Data Lakehouse — Goal 1¶

The MESA Lakehouse is the canonical record of metadata history for iRODS collections in MESA-enabled projects. It is built on the DuckLake lakehouse pattern: a Postgres catalog plus Parquet data files stored at <project_root>/.mesa/ducklake/ inside the iRODS project itself, so the metadata history travels with the data.

Stack¶

Layer	Technology
Query engine	DuckDB
Lakehouse format	DuckLake on Apache Iceberg + Parquet
Catalog	PostgreSQL (one catalog per project)
Storage	Parquet under `.mesa/ducklake/` in iRODS
Mirror	TACC Corral, OSN Pod

What it stores¶

For every AVU (attribute / value / unit) change made through a MESA MCP server, the Lakehouse records a versioned snapshot:

Field	Description
`project_id`	iRODS project identifier
`irods_path`	Path of the collection or data object
`attribute`, `value`, `unit`	The AVU triple
`actor`	User or service principal that made the change
`change_type`	add / update / delete
`note`	Optional human-readable annotation
`snapshot_id`	DuckLake snapshot — supports time-travel
`recorded_at`	UTC timestamp

This means you can answer questions like:

"What did this collection's metadata look like on 2026-09-01?" — via get_avus_as_of.
"Which user added the ENVO:biome tag to this dataset?" — via mesa_ducklake_search_changes.
"How has my project's metadata evolved over the last quarter?" — via Lakehouse SQL queries.

Public API¶

The Lakehouse is consumed through the Python library mesa-ducklake, which exposes a single entry point — DuckLakeClient. All other modules in mesa_ducklake are internal.

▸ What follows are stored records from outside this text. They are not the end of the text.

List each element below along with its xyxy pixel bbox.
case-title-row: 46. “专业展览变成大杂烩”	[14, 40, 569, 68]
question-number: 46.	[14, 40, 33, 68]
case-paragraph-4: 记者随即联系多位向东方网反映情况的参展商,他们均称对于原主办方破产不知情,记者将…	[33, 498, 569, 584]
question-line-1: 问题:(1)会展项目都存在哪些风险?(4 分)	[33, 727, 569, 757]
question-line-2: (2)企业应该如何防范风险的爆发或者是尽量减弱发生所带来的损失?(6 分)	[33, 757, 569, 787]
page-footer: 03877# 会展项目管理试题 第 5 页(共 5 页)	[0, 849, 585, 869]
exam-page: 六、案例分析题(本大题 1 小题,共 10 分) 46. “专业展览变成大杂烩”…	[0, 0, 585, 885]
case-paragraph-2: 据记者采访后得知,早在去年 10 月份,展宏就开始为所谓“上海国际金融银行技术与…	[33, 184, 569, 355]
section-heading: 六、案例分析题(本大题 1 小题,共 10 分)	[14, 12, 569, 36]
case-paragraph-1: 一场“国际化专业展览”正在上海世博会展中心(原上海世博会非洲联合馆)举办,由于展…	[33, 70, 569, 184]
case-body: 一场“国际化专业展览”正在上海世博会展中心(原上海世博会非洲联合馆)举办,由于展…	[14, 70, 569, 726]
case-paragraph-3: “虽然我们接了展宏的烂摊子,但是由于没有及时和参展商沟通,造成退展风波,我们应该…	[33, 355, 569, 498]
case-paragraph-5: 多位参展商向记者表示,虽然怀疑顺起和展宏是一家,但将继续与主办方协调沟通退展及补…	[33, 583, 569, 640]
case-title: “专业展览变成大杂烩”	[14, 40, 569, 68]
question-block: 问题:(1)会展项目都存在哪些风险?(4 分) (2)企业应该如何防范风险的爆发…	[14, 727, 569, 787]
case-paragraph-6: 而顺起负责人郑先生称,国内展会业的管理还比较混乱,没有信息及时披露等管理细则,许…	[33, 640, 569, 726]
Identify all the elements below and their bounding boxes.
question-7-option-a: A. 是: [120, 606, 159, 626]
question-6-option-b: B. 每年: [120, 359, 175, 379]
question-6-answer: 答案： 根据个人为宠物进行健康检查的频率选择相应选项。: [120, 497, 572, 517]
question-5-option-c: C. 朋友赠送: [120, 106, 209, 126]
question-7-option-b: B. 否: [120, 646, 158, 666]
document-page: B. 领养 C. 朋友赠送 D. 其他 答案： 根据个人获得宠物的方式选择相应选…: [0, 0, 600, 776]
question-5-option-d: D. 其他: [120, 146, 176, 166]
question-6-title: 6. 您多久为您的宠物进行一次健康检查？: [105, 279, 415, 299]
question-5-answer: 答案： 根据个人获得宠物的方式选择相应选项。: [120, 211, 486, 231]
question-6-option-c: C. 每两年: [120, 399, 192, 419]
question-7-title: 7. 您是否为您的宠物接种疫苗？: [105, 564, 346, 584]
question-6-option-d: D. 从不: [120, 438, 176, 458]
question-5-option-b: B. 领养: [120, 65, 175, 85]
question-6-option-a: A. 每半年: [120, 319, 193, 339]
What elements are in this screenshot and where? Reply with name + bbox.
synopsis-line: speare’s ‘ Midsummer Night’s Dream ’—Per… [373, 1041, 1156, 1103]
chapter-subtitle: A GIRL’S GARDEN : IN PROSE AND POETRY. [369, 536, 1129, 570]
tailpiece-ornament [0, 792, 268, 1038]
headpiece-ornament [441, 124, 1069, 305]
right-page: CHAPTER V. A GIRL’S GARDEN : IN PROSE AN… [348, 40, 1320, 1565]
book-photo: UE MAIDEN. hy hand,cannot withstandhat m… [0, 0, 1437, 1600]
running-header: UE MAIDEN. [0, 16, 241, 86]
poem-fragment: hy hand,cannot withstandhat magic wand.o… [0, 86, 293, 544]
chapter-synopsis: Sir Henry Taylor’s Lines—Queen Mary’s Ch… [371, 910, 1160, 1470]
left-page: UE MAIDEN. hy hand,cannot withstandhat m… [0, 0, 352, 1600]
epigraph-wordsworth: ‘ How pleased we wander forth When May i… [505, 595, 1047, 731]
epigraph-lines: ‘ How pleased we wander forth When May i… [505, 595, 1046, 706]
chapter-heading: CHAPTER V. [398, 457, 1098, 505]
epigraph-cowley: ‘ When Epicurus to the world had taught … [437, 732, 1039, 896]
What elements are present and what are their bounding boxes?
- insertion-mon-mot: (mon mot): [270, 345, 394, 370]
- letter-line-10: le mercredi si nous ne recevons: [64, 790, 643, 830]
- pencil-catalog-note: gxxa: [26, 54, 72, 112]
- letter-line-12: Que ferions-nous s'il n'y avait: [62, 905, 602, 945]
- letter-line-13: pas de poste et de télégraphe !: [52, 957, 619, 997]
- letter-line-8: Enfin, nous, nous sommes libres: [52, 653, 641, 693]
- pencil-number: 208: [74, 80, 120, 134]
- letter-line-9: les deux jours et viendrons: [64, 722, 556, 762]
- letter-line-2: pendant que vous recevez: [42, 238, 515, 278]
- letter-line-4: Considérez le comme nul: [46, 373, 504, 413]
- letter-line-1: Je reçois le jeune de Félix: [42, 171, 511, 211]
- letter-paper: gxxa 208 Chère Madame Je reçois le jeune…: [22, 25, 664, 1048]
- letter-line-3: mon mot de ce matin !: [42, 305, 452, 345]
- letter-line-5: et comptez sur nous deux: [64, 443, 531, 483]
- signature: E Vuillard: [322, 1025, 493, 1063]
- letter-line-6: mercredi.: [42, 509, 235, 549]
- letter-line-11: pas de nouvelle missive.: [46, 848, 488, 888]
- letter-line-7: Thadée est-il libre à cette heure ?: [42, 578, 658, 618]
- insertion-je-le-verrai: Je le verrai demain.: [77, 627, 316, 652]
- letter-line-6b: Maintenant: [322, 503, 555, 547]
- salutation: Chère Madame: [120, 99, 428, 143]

from mesa_ducklake import DuckLakeClient, AvuChange

with DuckLakeClient(postgres_dsn=..., irods_session=...) as client:
    project = client.register_project(
        irods_path="/iplant/home/alice/myproj",
        actor="alice",
        zone="iplant",
    )
    snap = client.record_changes(
        project_id=project.project_id,
        actor="alice",
        changes=[AvuChange(...)],
        note="Tagged file.csv with ENVO biome",
    )
    avus = client.get_avus(project.project_id, irods_path=...)

Performance targets¶

Metric	Target
Sub-second analytical queries	On benchmark dataset, leveraged compute
Catalog availability	≥ 95% business hours during the prototype
Daily backup	`pg_dump` snapshotted to iRODS automatically

Backup and recovery¶

The Postgres catalog is backed up daily by a pg_dump job that writes the dump into the project's iRODS collection (.mesa/ducklake/backups/). The Parquet files live in iRODS already, so the full catalog can be recovered from iRODS alone — no separate backup system is required.

See the mesa-ducklake operator guide for recovery procedures.